A report yesterday by Reuters listed the consortia to include major Swiss trading firms, Trafigura, Vitol and Mercuria, oil major Total as well as large Nigerian traders, Sahara Energy, Oando and MRS Oil.
Other companies which qualified for the contracts include: AY Mai Kifi, based in Kano; Litasco, a South African firm; Bono Energy, Lagos; Duke Oil, an NNPC subsidiary; Eyrie Energy, based in Abuja; Asian Energy Services; Prudent; BP and Mocoh.
The contracts, known as Direct Sale, Direct Purchase (DSDP), are coveted since they are used to supply nearly all of Nigeria’s petrol needs as well as cover some of its diesel and jet fuel consumption.
The companies were invited on Friday to submit commercial bids, which were due on Tuesday, according to the report.

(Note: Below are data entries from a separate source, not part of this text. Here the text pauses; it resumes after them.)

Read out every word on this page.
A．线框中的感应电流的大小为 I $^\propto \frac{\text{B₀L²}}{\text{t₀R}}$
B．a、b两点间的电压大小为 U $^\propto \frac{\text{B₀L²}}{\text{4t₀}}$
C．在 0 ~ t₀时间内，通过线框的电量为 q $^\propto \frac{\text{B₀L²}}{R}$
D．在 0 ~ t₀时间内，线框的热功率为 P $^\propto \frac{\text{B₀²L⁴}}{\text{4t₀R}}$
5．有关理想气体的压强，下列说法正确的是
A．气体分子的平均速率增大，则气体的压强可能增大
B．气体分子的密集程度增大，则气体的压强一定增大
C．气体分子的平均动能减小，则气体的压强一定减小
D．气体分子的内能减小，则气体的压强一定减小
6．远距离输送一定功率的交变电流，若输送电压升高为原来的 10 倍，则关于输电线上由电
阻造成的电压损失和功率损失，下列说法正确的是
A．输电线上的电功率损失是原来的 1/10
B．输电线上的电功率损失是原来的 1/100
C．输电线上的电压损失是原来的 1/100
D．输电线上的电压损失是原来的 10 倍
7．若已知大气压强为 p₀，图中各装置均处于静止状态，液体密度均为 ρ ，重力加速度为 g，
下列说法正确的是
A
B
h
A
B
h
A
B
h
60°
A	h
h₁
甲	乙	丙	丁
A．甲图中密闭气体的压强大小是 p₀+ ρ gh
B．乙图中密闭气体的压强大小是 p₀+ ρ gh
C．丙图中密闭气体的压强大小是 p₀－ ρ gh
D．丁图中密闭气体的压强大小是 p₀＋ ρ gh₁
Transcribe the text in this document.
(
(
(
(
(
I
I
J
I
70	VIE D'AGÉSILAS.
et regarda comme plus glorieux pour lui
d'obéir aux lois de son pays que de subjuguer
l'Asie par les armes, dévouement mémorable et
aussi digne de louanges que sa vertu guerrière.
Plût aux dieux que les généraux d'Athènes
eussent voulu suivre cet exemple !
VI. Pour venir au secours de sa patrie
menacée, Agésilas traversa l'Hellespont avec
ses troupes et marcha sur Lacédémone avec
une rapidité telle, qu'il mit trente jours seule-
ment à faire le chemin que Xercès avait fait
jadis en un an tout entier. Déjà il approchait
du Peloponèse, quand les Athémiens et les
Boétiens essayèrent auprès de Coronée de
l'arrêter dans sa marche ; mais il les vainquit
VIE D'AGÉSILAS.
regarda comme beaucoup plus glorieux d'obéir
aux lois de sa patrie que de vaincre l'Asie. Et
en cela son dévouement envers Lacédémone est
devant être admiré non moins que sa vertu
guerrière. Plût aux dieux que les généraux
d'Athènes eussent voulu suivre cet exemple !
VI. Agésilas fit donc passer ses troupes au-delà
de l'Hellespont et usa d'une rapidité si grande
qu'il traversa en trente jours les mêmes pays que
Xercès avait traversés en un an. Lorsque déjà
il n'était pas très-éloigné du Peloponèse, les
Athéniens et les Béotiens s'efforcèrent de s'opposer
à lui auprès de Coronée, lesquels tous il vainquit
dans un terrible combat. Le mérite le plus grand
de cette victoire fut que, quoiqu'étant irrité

Those involved in the process said the list of winners was unlikely to change substantially, with the new DSDPs expected to replace those from 2019, which were extended until mid-2021.
Traditionally, if a foreign oil company wins, then it is typically paired with at least one local firm.
NNPC uses a DSDP mechanism to secure Nigeria’s fuel requirements in exchange for crude, a practice that has gone on for years as all the country’s refineries have remained comatose.
In an interview last year, NNPC Group Managing Director, Mallam Mele Kyari, said the DSDP had resulted in savings of more than $1 billion a year since its introduction.
Nigeria relies almost entirely on imports to meet oil product demand because of significant and prolonged operational problems at its 445,000 bpd of refining capacity.
The country consumes over 350,000 bpd of petrol with the majority sourced from Europe.